OBJECTIVES: For individuals with a spinal cord injury, thermoregulatory challenges presented by the environment are amplified, increasing the risk of exertional heat illness. Thus, this systematic review and meta-analysis aims to quantify the effects of pre- and per-cooling on core temperature (Tc), skin temperature (Tsk) and thermal sensation in participants with spinal cord injury and assess the influence of lesion level on the effects of cooling. DESIGN: Systematic review with meta-analysis. METHODS: Out of 2107 potential studies, 17 were identified via the inclusion criteria for a total of 145 research participants. A total of 12 studies were included in the primary analysis of Tc; 9 included in the analysis of Tsk; and 9 included in the analysis of thermal perceptions. 15 experimental conditions were included in the secondary analysis of lesion level on the effects of cooling. RESULTS: Cooling reduced Tc (Hedges' g = 0.44; 95% confidence intervals 0.16, 0.72; p < 0.001), Tsk (Hedges' g = 1.11; 95% confidence intervals 0.56, 1.66; p < 0.002) and thermal sensation (Hedges' g = 0.60; 95% confidence intervals 0.27, 0.93; p < 0.001).

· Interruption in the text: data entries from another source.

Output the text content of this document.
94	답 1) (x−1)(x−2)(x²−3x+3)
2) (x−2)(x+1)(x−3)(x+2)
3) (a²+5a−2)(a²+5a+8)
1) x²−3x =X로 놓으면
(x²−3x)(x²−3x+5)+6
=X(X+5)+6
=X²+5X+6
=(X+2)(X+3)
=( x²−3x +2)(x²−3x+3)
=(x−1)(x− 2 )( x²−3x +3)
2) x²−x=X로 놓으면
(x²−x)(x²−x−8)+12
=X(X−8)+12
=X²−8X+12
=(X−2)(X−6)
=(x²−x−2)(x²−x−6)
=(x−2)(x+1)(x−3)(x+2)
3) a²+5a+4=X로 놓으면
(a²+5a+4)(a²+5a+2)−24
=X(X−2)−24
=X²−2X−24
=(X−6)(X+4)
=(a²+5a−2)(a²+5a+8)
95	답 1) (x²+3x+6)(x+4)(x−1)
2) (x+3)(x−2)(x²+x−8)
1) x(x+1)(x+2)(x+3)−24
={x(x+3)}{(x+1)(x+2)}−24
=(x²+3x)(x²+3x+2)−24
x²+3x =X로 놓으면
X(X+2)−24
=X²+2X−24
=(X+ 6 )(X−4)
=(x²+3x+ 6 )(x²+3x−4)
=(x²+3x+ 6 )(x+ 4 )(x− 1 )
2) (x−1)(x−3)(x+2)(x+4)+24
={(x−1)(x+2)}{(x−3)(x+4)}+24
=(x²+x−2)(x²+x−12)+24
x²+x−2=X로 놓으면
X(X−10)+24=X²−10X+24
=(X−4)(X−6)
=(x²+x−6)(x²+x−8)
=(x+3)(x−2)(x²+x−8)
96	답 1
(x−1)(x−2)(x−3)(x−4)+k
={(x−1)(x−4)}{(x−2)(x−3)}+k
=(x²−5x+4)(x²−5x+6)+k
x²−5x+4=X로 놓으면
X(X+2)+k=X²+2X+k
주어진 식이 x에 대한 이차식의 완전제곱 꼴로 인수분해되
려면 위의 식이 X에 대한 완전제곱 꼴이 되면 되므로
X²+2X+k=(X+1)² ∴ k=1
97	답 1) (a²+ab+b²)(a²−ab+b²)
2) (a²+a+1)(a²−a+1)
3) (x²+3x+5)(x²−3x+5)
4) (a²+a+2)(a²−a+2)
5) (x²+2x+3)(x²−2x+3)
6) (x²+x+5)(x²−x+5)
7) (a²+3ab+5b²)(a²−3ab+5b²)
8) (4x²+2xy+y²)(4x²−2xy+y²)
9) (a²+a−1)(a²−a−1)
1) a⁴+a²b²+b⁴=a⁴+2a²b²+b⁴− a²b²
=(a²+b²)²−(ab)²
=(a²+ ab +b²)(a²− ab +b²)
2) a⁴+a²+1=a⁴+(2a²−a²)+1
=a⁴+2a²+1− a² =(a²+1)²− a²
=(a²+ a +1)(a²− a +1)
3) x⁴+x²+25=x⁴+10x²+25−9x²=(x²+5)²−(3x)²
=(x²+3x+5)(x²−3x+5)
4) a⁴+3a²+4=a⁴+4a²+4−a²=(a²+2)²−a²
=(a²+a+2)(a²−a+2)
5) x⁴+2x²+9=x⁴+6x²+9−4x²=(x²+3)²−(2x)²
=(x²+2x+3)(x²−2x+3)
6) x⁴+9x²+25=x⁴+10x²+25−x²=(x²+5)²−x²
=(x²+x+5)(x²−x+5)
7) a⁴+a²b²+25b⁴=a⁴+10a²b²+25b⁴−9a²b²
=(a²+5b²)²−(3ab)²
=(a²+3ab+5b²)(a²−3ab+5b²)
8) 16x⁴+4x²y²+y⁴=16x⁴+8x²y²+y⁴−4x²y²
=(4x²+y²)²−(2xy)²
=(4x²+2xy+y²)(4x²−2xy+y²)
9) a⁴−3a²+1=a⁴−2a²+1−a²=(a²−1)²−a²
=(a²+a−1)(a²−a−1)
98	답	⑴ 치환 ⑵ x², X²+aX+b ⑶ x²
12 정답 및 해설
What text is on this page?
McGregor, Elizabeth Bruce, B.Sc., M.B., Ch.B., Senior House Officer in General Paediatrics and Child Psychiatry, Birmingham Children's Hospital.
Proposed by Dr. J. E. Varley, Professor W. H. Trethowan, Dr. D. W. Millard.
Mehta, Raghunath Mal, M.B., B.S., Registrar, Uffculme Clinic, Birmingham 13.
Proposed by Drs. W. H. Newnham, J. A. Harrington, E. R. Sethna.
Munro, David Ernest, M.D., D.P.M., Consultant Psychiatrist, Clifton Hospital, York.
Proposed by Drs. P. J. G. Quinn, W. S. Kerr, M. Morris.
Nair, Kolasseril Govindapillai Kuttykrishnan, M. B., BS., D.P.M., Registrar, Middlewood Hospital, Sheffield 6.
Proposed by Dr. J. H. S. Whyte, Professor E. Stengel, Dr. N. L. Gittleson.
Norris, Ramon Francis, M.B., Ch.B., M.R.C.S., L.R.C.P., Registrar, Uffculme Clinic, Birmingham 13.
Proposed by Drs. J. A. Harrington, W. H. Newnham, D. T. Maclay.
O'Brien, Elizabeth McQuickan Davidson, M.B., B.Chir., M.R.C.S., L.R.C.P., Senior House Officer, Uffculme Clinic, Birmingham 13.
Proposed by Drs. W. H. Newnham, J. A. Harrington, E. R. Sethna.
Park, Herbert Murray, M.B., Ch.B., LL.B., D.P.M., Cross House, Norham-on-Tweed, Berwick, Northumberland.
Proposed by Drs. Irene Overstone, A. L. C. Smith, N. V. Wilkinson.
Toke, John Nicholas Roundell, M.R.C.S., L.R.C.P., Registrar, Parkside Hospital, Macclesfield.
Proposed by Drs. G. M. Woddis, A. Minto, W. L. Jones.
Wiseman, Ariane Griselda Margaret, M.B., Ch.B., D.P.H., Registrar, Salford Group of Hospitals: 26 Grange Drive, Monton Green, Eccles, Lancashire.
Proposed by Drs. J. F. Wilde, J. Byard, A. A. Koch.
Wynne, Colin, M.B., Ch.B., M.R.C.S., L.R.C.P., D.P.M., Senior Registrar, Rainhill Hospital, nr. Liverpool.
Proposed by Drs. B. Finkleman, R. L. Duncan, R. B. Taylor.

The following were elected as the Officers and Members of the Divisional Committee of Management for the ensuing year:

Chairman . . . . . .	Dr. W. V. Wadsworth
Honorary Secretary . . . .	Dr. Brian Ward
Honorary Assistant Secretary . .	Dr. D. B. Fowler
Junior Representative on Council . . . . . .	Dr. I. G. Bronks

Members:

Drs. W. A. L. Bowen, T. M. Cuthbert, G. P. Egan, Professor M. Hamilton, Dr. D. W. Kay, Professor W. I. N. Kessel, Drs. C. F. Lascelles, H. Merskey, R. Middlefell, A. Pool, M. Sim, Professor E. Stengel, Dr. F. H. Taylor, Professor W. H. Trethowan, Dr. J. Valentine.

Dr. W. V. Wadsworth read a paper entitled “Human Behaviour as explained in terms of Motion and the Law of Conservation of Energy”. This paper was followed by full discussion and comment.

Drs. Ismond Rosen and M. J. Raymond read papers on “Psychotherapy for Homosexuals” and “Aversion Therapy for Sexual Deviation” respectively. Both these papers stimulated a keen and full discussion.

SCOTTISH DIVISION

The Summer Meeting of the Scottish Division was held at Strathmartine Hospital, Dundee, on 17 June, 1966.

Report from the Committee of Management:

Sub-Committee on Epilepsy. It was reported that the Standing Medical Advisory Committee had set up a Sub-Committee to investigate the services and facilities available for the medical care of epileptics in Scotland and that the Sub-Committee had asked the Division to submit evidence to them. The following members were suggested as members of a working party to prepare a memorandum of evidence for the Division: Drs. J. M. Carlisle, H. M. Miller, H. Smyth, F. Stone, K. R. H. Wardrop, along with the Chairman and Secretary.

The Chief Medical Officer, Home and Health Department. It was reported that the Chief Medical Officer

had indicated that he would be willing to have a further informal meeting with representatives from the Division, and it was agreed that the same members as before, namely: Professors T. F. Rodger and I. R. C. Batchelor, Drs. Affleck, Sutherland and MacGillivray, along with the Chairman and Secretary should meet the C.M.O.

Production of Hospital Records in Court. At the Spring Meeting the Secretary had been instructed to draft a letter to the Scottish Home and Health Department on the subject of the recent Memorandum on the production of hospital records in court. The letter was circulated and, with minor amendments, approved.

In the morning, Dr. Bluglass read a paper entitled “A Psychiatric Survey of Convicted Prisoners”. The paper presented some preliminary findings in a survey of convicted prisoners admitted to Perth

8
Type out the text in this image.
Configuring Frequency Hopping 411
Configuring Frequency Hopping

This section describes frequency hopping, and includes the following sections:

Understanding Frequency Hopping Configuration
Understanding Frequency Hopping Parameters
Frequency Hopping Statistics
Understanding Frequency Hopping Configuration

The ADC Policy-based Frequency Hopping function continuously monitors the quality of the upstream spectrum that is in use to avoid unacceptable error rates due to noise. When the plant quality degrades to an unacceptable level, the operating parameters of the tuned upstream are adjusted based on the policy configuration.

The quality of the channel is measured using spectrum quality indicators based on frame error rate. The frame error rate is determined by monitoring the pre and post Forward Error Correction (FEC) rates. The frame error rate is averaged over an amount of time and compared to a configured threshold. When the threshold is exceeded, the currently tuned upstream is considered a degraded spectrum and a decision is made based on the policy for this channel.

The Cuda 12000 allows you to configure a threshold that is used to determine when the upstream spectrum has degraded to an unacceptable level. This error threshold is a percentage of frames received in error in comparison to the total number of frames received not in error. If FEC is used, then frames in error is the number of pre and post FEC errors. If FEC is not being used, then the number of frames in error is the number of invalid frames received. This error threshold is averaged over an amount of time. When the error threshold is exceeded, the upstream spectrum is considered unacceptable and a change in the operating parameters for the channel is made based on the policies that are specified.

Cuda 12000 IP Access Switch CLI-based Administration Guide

Subgroup analysis revealed pre-cooling (Hedges' g = 0.92), reduced Tc to a greater extent than per-cooling (Hedges' g = 0.25; p = 0.020). The effect of lesion level on the effectiveness of cooling on Tc had a moderate, positive association (r = 0.518, p = 0.048). CONCLUSION: Pre-cooling may reduce Tc to a greater extent than per-cooling during subsequent exercise. Pre- and per-cooling can attenuate the increase in thermal strain in athletes with a spinal cord injury. The beneficial effects of cooling are greater in tetraplegic individuals.